Expert on Palestinian media examines cultural peace barriers
Published 5:46 pm, Monday, November 22, 2010
The latest effort to negotiate a peace plan in the Middle East will likely be as futile as past efforts until the Palestinian Authority abandons its hate education and adopts peace education, according to Itamar Marcus, the director of Palestinian Media Watch.
Marcus and Nan Jacques Zilberdik, who co-authors PMW news bulletins, spoke Sunday at the Westport Woman's Club, telling more than 100 people who attended about the real obstacles to peace in the Middle East.

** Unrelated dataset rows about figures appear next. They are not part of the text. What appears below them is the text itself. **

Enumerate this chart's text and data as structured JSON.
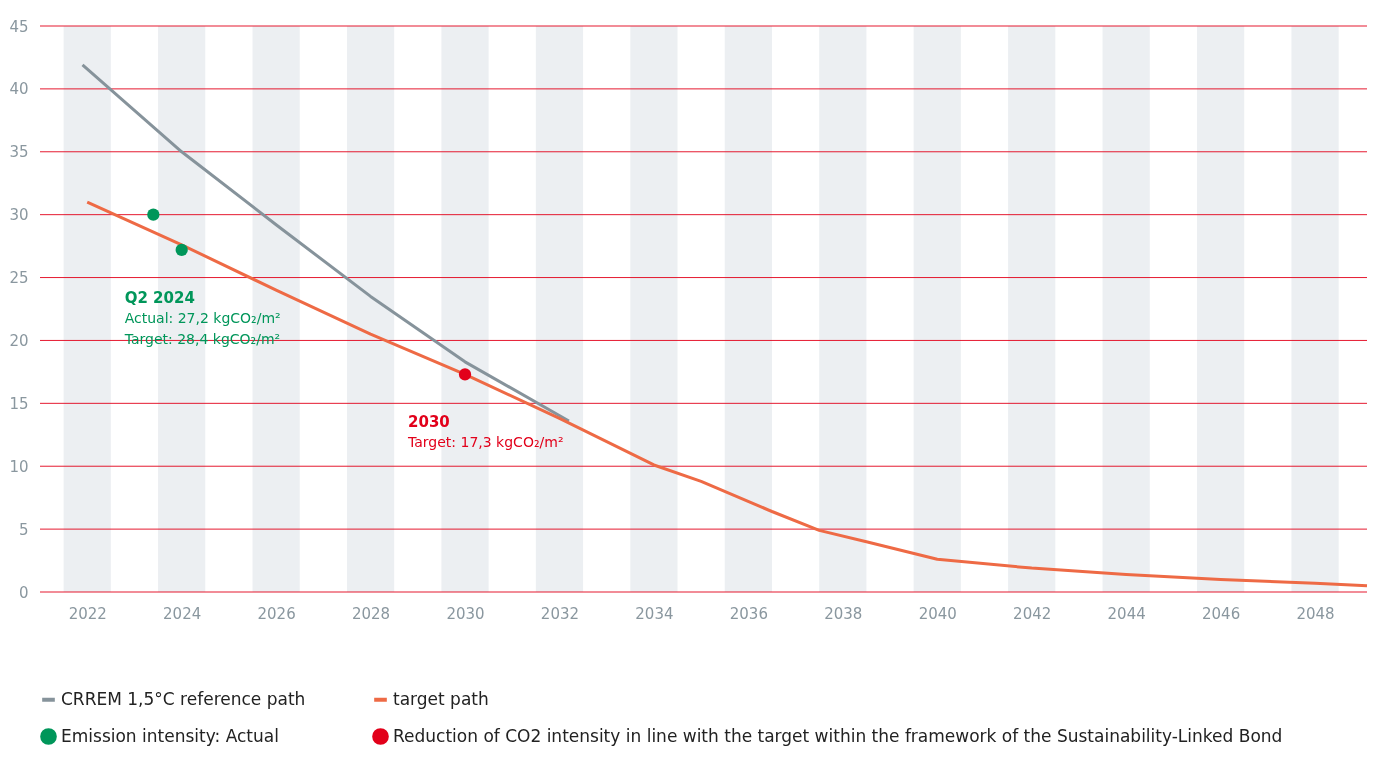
{
  "chart_data": {
    "type": "line",
    "xlim": [
      2021,
      2049.1
    ],
    "xticks": [
      2022,
      2024,
      2026,
      2028,
      2030,
      2032,
      2034,
      2036,
      2038,
      2040,
      2042,
      2044,
      2046,
      2048
    ],
    "ylim": [
      0,
      45
    ],
    "yticks": [
      0,
      5,
      10,
      15,
      20,
      25,
      30,
      35,
      40,
      45
    ],
    "grid": "y",
    "legend": "bottom left",
    "series": [
      {
        "name": "CRREM 1,5°C reference path",
        "color": "#86939b",
        "x": [
          2021.9,
          2024,
          2026,
          2028,
          2030,
          2032.2
        ],
        "values": [
          41.9,
          35,
          29.2,
          23.5,
          18.3,
          13.6
        ]
      },
      {
        "name": "target path",
        "color": "#ee6a45",
        "x": [
          2022,
          2024,
          2026,
          2028,
          2030,
          2032,
          2034,
          2035,
          2036.5,
          2037.5,
          2038.5,
          2040,
          2042,
          2044,
          2046,
          2048,
          2049.1
        ],
        "values": [
          31,
          27.6,
          24,
          20.5,
          17.3,
          13.8,
          10.1,
          8.8,
          6.4,
          4.9,
          4.0,
          2.6,
          1.9,
          1.4,
          1.0,
          0.7,
          0.5
        ]
      },
      {
        "name": "Emission intensity: Actual",
        "type": "scatter",
        "color": "#00965a",
        "x": [
          2023.4,
          2024
        ],
        "values": [
          30.0,
          27.2
        ]
      },
      {
        "name": "Reduction of CO2 intensity in line with the target within the framework of the Sustainability-Linked Bond",
        "type": "scatter",
        "color": "#e2001a",
        "x": [
          2030
        ],
        "values": [
          17.3
        ]
      }
    ],
    "bands": [
      {
        "axis": "x",
        "from": 2021.5,
        "to": 2022.5,
        "color": "#eceff2"
      },
      {
        "axis": "x",
        "from": 2023.5,
        "to": 2024.5,
        "color": "#eceff2"
      },
      {
        "axis": "x",
        "from": 2025.5,
        "to": 2026.5,
        "color": "#eceff2"
      },
      {
        "axis": "x",
        "from": 2027.5,
        "to": 2028.5,
        "color": "#eceff2"
      },
      {
        "axis": "x",
        "from": 2029.5,
        "to": 2030.5,
        "color": "#eceff2"
      },
      {
        "axis": "x",
        "from": 2031.5,
        "to": 2032.5,
        "color": "#eceff2"
      },
      {
        "axis": "x",
        "from": 2033.5,
        "to": 2034.5,
        "color": "#eceff2"
      },
      {
        "axis": "x",
        "from": 2035.5,
        "to": 2036.5,
        "color": "#eceff2"
      },
      {
        "axis": "x",
        "from": 2037.5,
        "to": 2038.5,
        "color": "#eceff2"
      },
      {
        "axis": "x",
        "from": 2039.5,
        "to": 2040.5,
        "color": "#eceff2"
      },
      {
        "axis": "x",
        "from": 2041.5,
        "to": 2042.5,
        "color": "#eceff2"
      },
      {
        "axis": "x",
        "from": 2043.5,
        "to": 2044.5,
        "color": "#eceff2"
      },
      {
        "axis": "x",
        "from": 2045.5,
        "to": 2046.5,
        "color": "#eceff2"
      },
      {
        "axis": "x",
        "from": 2047.5,
        "to": 2048.5,
        "color": "#eceff2"
      }
    ],
    "annotations": [
      {
        "text": "Q2 2024\nActual: 27,2 kgCO₂/m²\nTarget: 28,4 kgCO₂/m²",
        "x": 2024,
        "y": 27.2
      },
      {
        "text": "2030\nTarget: 17,3 kgCO₂/m²",
        "x": 2030,
        "y": 17.3
      }
    ]
  }
}
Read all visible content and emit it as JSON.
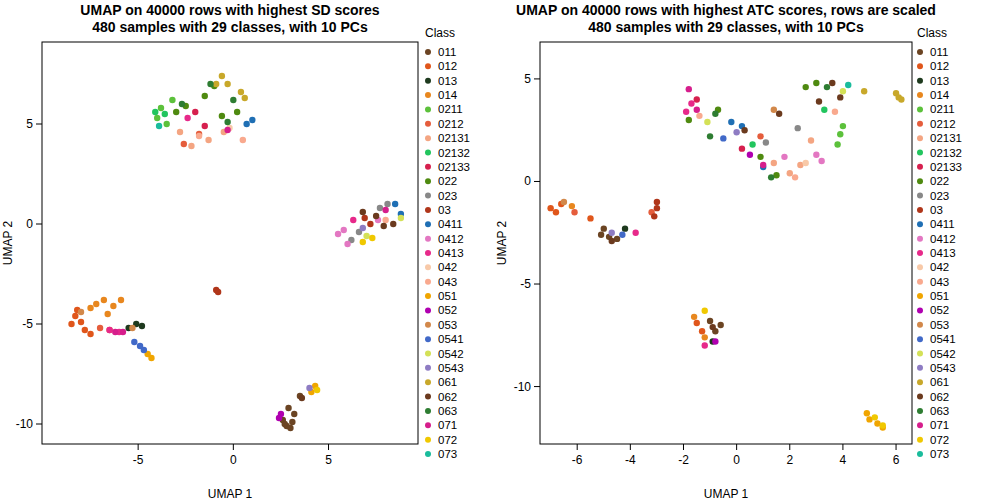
{
  "chart_data": [
    {
      "type": "scatter",
      "title": "UMAP on 40000 rows with highest SD scores",
      "subtitle": "480 samples with 29 classes, with 10 PCs",
      "x_label": "UMAP 1",
      "y_label": "UMAP 2",
      "legend_title": "Class",
      "legend": "right",
      "xlim": [
        -10.05,
        9.7
      ],
      "ylim": [
        -11,
        9.1
      ],
      "xticks": [
        -5,
        0,
        5
      ],
      "yticks": [
        -10,
        -5,
        0,
        5
      ],
      "series": [
        {
          "name": "011",
          "color": "#6B4423",
          "x": [
            2.6,
            2.8,
            3.0,
            3.2,
            2.9,
            3.5,
            2.7,
            3.1
          ],
          "values": [
            -9.8,
            -10.1,
            -10.2,
            -9.5,
            -9.2,
            -8.6,
            -10.0,
            -9.9
          ]
        },
        {
          "name": "012",
          "color": "#E0561B",
          "x": [
            -8.3,
            -8.0,
            -7.8,
            -8.5,
            -7.5,
            -8.2
          ],
          "values": [
            -4.6,
            -4.9,
            -5.3,
            -5.0,
            -5.5,
            -4.3
          ]
        },
        {
          "name": "013",
          "color": "#1E3A1E",
          "x": [
            -5.1,
            -4.8,
            -5.5
          ],
          "values": [
            -5.0,
            -5.1,
            -5.2
          ]
        },
        {
          "name": "014",
          "color": "#E8871E",
          "x": [
            -7.2,
            -6.8,
            -6.3,
            -7.5,
            -5.9,
            -6.6
          ],
          "values": [
            -4.0,
            -3.8,
            -4.1,
            -4.2,
            -3.8,
            -4.5
          ]
        },
        {
          "name": "0211",
          "color": "#5CC13B",
          "x": [
            -4.0,
            -3.8,
            -3.5,
            -3.2
          ],
          "values": [
            5.3,
            5.8,
            5.0,
            6.2
          ]
        },
        {
          "name": "0212",
          "color": "#E55D3C",
          "x": [
            -7.0,
            -6.5,
            -2.6,
            -1.8
          ],
          "values": [
            -5.2,
            -5.3,
            4.0,
            4.5
          ]
        },
        {
          "name": "02131",
          "color": "#F4A582",
          "x": [
            -2.8,
            -2.2,
            -1.3,
            -0.5
          ],
          "values": [
            4.6,
            3.9,
            4.2,
            4.6
          ]
        },
        {
          "name": "02132",
          "color": "#22C55E",
          "x": [
            -3.6,
            -4.1
          ],
          "values": [
            5.5,
            5.6
          ]
        },
        {
          "name": "02133",
          "color": "#D6204E",
          "x": [
            -2.0,
            -1.5
          ],
          "values": [
            5.6,
            4.9
          ]
        },
        {
          "name": "022",
          "color": "#4F8A10",
          "x": [
            -3.0,
            -2.5,
            -1.0,
            -0.6,
            0.2,
            -1.5
          ],
          "values": [
            5.6,
            5.9,
            6.9,
            5.4,
            5.6,
            6.4
          ]
        },
        {
          "name": "023",
          "color": "#888888",
          "x": [
            6.2,
            6.6,
            8.1,
            7.7
          ],
          "values": [
            -0.8,
            -0.4,
            1.0,
            0.8
          ]
        },
        {
          "name": "03",
          "color": "#B0361A",
          "x": [
            -0.9,
            -0.8,
            7.2,
            6.9
          ],
          "values": [
            -3.3,
            -3.4,
            0.0,
            0.3
          ]
        },
        {
          "name": "0411",
          "color": "#1F6FB4",
          "x": [
            1.0,
            0.7,
            8.5,
            8.8
          ],
          "values": [
            5.2,
            5.0,
            1.0,
            0.5
          ]
        },
        {
          "name": "0412",
          "color": "#E377C2",
          "x": [
            5.5,
            5.8,
            6.0,
            7.6
          ],
          "values": [
            -0.5,
            -0.3,
            -1.0,
            0.2
          ]
        },
        {
          "name": "0413",
          "color": "#E7298A",
          "x": [
            -6.5,
            -6.0,
            -2.4,
            6.3
          ],
          "values": [
            -5.3,
            -5.4,
            5.3,
            0.2
          ]
        },
        {
          "name": "042",
          "color": "#F8C9A8",
          "x": [
            -0.2
          ],
          "values": [
            4.8
          ]
        },
        {
          "name": "043",
          "color": "#F9A98E",
          "x": [
            -1.8,
            0.5,
            8.0
          ],
          "values": [
            4.4,
            4.2,
            0.2
          ]
        },
        {
          "name": "051",
          "color": "#F0A500",
          "x": [
            -4.5,
            -4.3,
            4.1,
            4.3
          ],
          "values": [
            -6.5,
            -6.7,
            -8.4,
            -8.1
          ]
        },
        {
          "name": "052",
          "color": "#B000B0",
          "x": [
            2.5,
            2.4
          ],
          "values": [
            -9.5,
            -9.7
          ]
        },
        {
          "name": "053",
          "color": "#D2884A",
          "x": [
            -8.0,
            -5.3
          ],
          "values": [
            -4.4,
            -5.2
          ]
        },
        {
          "name": "0541",
          "color": "#4169C8",
          "x": [
            -4.9,
            -5.2,
            -4.7
          ],
          "values": [
            -6.1,
            -5.9,
            -6.3
          ]
        },
        {
          "name": "0542",
          "color": "#D4E157",
          "x": [
            7.0,
            8.8
          ],
          "values": [
            -0.6,
            0.3
          ]
        },
        {
          "name": "0543",
          "color": "#8E7CC3",
          "x": [
            4.0,
            6.8
          ],
          "values": [
            -8.2,
            -0.2
          ]
        },
        {
          "name": "061",
          "color": "#C8A82A",
          "x": [
            -0.6,
            -0.3,
            0.4,
            0.6,
            -0.9
          ],
          "values": [
            7.4,
            7.0,
            6.6,
            6.3,
            7.0
          ]
        },
        {
          "name": "062",
          "color": "#6B3A1E",
          "x": [
            6.8,
            7.5,
            7.9,
            8.4,
            3.6
          ],
          "values": [
            0.6,
            0.4,
            -0.1,
            0.0,
            -8.7
          ]
        },
        {
          "name": "063",
          "color": "#2E7D32",
          "x": [
            -1.2,
            -2.7,
            0.0,
            -0.3
          ],
          "values": [
            7.0,
            6.0,
            6.2,
            5.1
          ]
        },
        {
          "name": "071",
          "color": "#D61E8C",
          "x": [
            -5.8,
            -6.2,
            -0.3,
            8.0
          ],
          "values": [
            -5.4,
            -5.4,
            4.7,
            0.7
          ]
        },
        {
          "name": "072",
          "color": "#F0C800",
          "x": [
            6.8,
            7.3,
            4.4
          ],
          "values": [
            -0.9,
            -0.7,
            -8.3
          ]
        },
        {
          "name": "073",
          "color": "#1ABC9C",
          "x": [
            -3.9
          ],
          "values": [
            4.9
          ]
        }
      ]
    },
    {
      "type": "scatter",
      "title": "UMAP on 40000 rows with highest ATC scores, rows are scaled",
      "subtitle": "480 samples with 29 classes, with 10 PCs",
      "x_label": "UMAP 1",
      "y_label": "UMAP 2",
      "legend_title": "Class",
      "legend": "right",
      "xlim": [
        -7.4,
        6.6
      ],
      "ylim": [
        -12.8,
        6.8
      ],
      "xticks": [
        -6,
        -4,
        -2,
        0,
        2,
        4,
        6
      ],
      "yticks": [
        -10,
        -5,
        0,
        5
      ],
      "series": [
        {
          "name": "011",
          "color": "#6B4423",
          "x": [
            -4.8,
            -4.5,
            -5.1,
            -0.8,
            -0.6,
            -1.0,
            -5.0
          ],
          "values": [
            -2.7,
            -2.8,
            -2.6,
            -7.3,
            -7.0,
            -6.8,
            -2.3
          ]
        },
        {
          "name": "012",
          "color": "#E0561B",
          "x": [
            -6.6,
            -7.0,
            -6.8,
            -1.5,
            -1.3,
            -5.5
          ],
          "values": [
            -1.1,
            -1.3,
            -1.5,
            -6.9,
            -7.3,
            -1.8
          ]
        },
        {
          "name": "013",
          "color": "#1E3A1E",
          "x": [
            -4.2,
            -0.9
          ],
          "values": [
            -2.3,
            -7.8
          ]
        },
        {
          "name": "014",
          "color": "#E8871E",
          "x": [
            -6.2,
            -1.6,
            -1.2
          ],
          "values": [
            -1.2,
            -6.6,
            -7.6
          ]
        },
        {
          "name": "0211",
          "color": "#5CC13B",
          "x": [
            3.9,
            4.0,
            3.8
          ],
          "values": [
            2.3,
            2.7,
            1.8
          ]
        },
        {
          "name": "0212",
          "color": "#E55D3C",
          "x": [
            -6.1,
            -3.2,
            0.9
          ],
          "values": [
            -1.5,
            -1.5,
            2.2
          ]
        },
        {
          "name": "02131",
          "color": "#F4A582",
          "x": [
            2.4,
            2.0,
            1.4,
            2.8
          ],
          "values": [
            0.8,
            0.4,
            0.9,
            2.0
          ]
        },
        {
          "name": "02132",
          "color": "#22C55E",
          "x": [
            3.3,
            0.6
          ],
          "values": [
            3.5,
            1.8
          ]
        },
        {
          "name": "02133",
          "color": "#D6204E",
          "x": [
            -1.5,
            0.2
          ],
          "values": [
            4.0,
            1.6
          ]
        },
        {
          "name": "022",
          "color": "#4F8A10",
          "x": [
            -0.7,
            0.9,
            1.5,
            3.0,
            2.6,
            -1.8
          ],
          "values": [
            3.5,
            1.2,
            0.3,
            4.8,
            4.6,
            3.0
          ]
        },
        {
          "name": "023",
          "color": "#888888",
          "x": [
            1.1,
            2.3
          ],
          "values": [
            1.9,
            2.6
          ]
        },
        {
          "name": "03",
          "color": "#B0361A",
          "x": [
            -3.0,
            -3.1,
            -3.0
          ],
          "values": [
            -1.3,
            -1.7,
            -1.0
          ]
        },
        {
          "name": "0411",
          "color": "#1F6FB4",
          "x": [
            -0.2,
            0.2,
            1.0
          ],
          "values": [
            2.9,
            2.7,
            0.7
          ]
        },
        {
          "name": "0412",
          "color": "#E377C2",
          "x": [
            1.8,
            3.0,
            3.2
          ],
          "values": [
            1.2,
            1.3,
            1.0
          ]
        },
        {
          "name": "0413",
          "color": "#E7298A",
          "x": [
            -1.7,
            -1.9,
            -3.8,
            -1.2
          ],
          "values": [
            3.8,
            3.4,
            -2.5,
            -8.0
          ]
        },
        {
          "name": "042",
          "color": "#F8C9A8",
          "x": [
            2.6
          ],
          "values": [
            0.9
          ]
        },
        {
          "name": "043",
          "color": "#F9A98E",
          "x": [
            -1.4,
            2.2,
            3.7
          ],
          "values": [
            3.2,
            0.2,
            3.4
          ]
        },
        {
          "name": "051",
          "color": "#F0A500",
          "x": [
            5.0,
            5.3,
            5.5,
            4.9
          ],
          "values": [
            -11.6,
            -11.8,
            -12.0,
            -11.3
          ]
        },
        {
          "name": "052",
          "color": "#B000B0",
          "x": [
            -0.8,
            0.5
          ],
          "values": [
            -7.8,
            1.3
          ]
        },
        {
          "name": "053",
          "color": "#D2884A",
          "x": [
            -6.5,
            1.4
          ],
          "values": [
            -1.0,
            3.5
          ]
        },
        {
          "name": "0541",
          "color": "#4169C8",
          "x": [
            -0.5,
            -4.3
          ],
          "values": [
            2.1,
            -2.6
          ]
        },
        {
          "name": "0542",
          "color": "#D4E157",
          "x": [
            -1.1,
            4.0
          ],
          "values": [
            2.9,
            4.4
          ]
        },
        {
          "name": "0543",
          "color": "#8E7CC3",
          "x": [
            -4.7,
            0.0
          ],
          "values": [
            -2.5,
            2.4
          ]
        },
        {
          "name": "061",
          "color": "#C8A82A",
          "x": [
            6.0,
            6.1,
            6.2,
            4.8
          ],
          "values": [
            4.3,
            4.1,
            4.0,
            4.4
          ]
        },
        {
          "name": "062",
          "color": "#6B3A1E",
          "x": [
            3.6,
            3.9,
            3.1,
            1.6,
            0.3,
            -0.9,
            -4.7
          ],
          "values": [
            4.8,
            4.1,
            3.9,
            3.3,
            2.5,
            -7.1,
            -2.9
          ]
        },
        {
          "name": "063",
          "color": "#2E7D32",
          "x": [
            -0.8,
            1.3,
            3.4,
            -1.0
          ],
          "values": [
            3.3,
            0.2,
            4.6,
            2.2
          ]
        },
        {
          "name": "071",
          "color": "#D61E8C",
          "x": [
            -1.8,
            -1.5,
            1.0
          ],
          "values": [
            4.5,
            3.5,
            0.8
          ]
        },
        {
          "name": "072",
          "color": "#F0C800",
          "x": [
            5.2,
            5.5,
            -1.2
          ],
          "values": [
            -11.5,
            -11.9,
            -6.3
          ]
        },
        {
          "name": "073",
          "color": "#1ABC9C",
          "x": [
            4.2
          ],
          "values": [
            4.7
          ]
        }
      ]
    }
  ]
}
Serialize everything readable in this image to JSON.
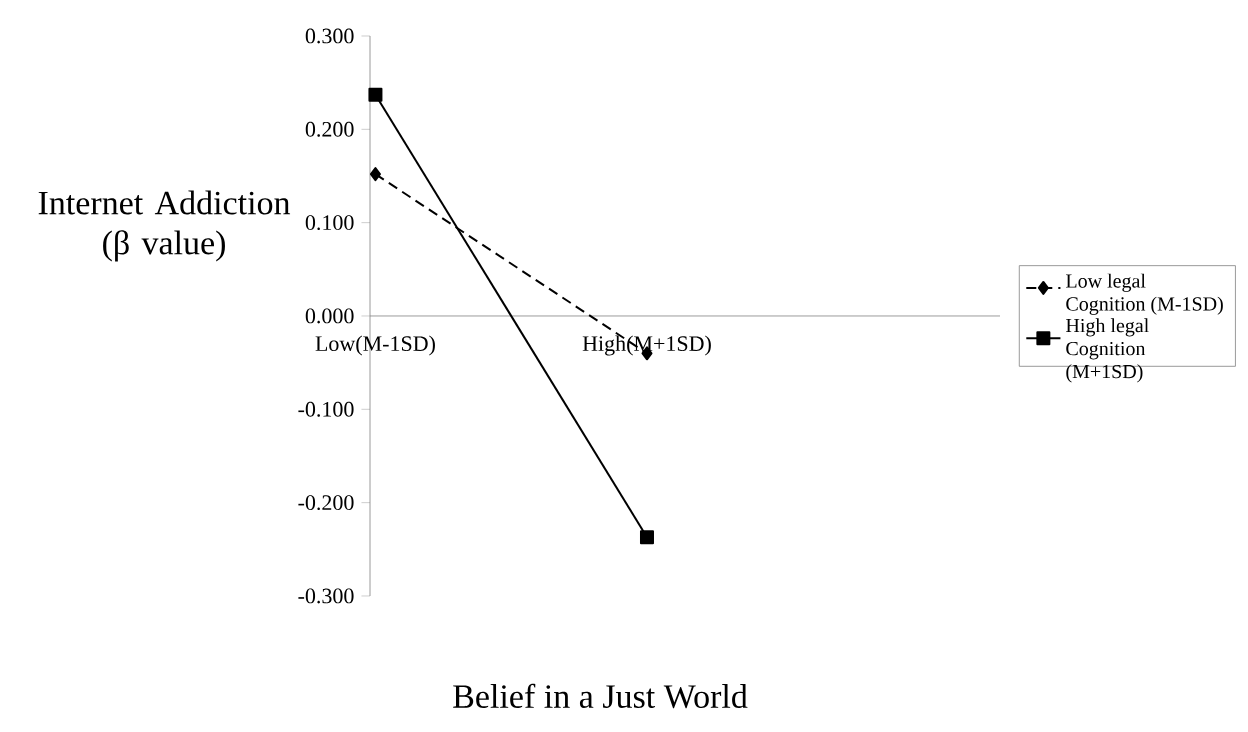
{
  "chart_data": {
    "type": "line",
    "ylabel": "Internet Addiction (β value)",
    "xlabel": "Belief in a Just World",
    "categories": [
      "Low(M-1SD)",
      "High(M+1SD)"
    ],
    "ylim": [
      -0.3,
      0.3
    ],
    "yticks": [
      {
        "value": -0.3,
        "label": "-0.300"
      },
      {
        "value": -0.2,
        "label": "-0.200"
      },
      {
        "value": -0.1,
        "label": "-0.100"
      },
      {
        "value": 0,
        "label": "0.000"
      },
      {
        "value": 0.1,
        "label": "0.100"
      },
      {
        "value": 0.2,
        "label": "0.200"
      },
      {
        "value": 0.3,
        "label": "0.300"
      }
    ],
    "legend": "right",
    "grid": false,
    "series": [
      {
        "name": "Low legal Cognition (M-1SD)",
        "color": "#000000",
        "values": [
          0.152,
          -0.04
        ],
        "marker": "diamond",
        "line_style": "dashed"
      },
      {
        "name": "High legal Cognition (M+1SD)",
        "color": "#000000",
        "values": [
          0.237,
          -0.237
        ],
        "marker": "square",
        "line_style": "solid"
      }
    ]
  }
}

Marcus and Zilberdik said they question whether the Palestinian Authority has truly embraced the peace process. Both speakers showed examples from Palestinian culture, news, education and sports that showed ruling Palestinians undermining the peace talks by spoon-feeding messages of hate and violence directed at Israel and Jews.
They said the dialogue in English is a far cry from what they are saying in Arabic.
"What they're saying to children will determine if there will be peace in the next generation," said Marcus, who examines Palestinian sports pages, entertainment, television news and games shows, music videos, poetry, and even crossword puzzles to get the pulse of Palestinian society.
Marcus said he finds a troubling glorification of terrorists, indoctrination of children, demonization of Israelis and Jews, and incitement of hate and violence in the Palestinian media.
As examples, Marcus and Zilberdik showed video clips of children singing an anti-Israeli song, a puppet show in which a child killed President George Bush and turned the White House into a mosque, a Hamas Mickey Mouse telling children "Islam shall rule the world," and a militaristic dance and song routine with rifles that was rebroadcast several times last summer during peace negotiations that U.S. Secretary of State Hillary Clinton is trying to broker.
"We don't see any kind of peace plan coming from the Palestinian Authority; no reconciliatory language or anything that would point to peace," said Marcus, who has lectured at conferences, universities and to senior security officials worldwide. He provides analysis on CNN, FOX News, BBC and other media.
Some of the messages are blatant and others more subtle, Marcus and Zilberdik said.
Zilberdik played a clip of a Palestinian TV show in which a female host told a child several times that Jews are their enemy and Israeli soldiers "are wild animals."
Marcus said a soccer tournament, two girls' schools, a square in the town of Ramallah and a street were all named in honor of a female terrorist who killed 37 Israelis in 1978. They said Palestinian leaders have also told its citizens that Jews are supporting the spread of AIDS, prostitution and drugs in the Palestinian population, harvesting organs from Palestinians and experimenting on Palestinian prisoners.
"There have never been any complaints from the Red Cross" about such treatment of prisoners, Zilberdik said.
Marcus said one Palestinian religious leader talks about inciting World War III, and he packages it as a necessary means of Muslims saving the world.
"This is a very problematic ideology, not just incitement, but belief," Marcus said.
Many in the audience found the presentation chilling.
"What struck me was how the anti-Israeli propaganda is being fed to children via puppet shows, cartoons and textbooks. These little kids are singing (hate) songs like we would sing "Ring Around the Rosie,' It's rhetoric, spoon-fed. Kids are impressionable," said Liz Kaner of Westport.
"If the American public could hear the original Arabic and understand it, their views of what's going on would be tremendously different," said Paul Danzer, of Norwalk.
Marcus said Palestinian Media Watch wants to reframe the conflict. He said some people, including political figures around the world, view Israel as the bully or aggressor in the Middle East until they see PMW reports.
Marcus said he wants the Palestinian Authority to eliminate the hate education and replace it with messages that will prepare people for peace, "so we can have peace in the next generation."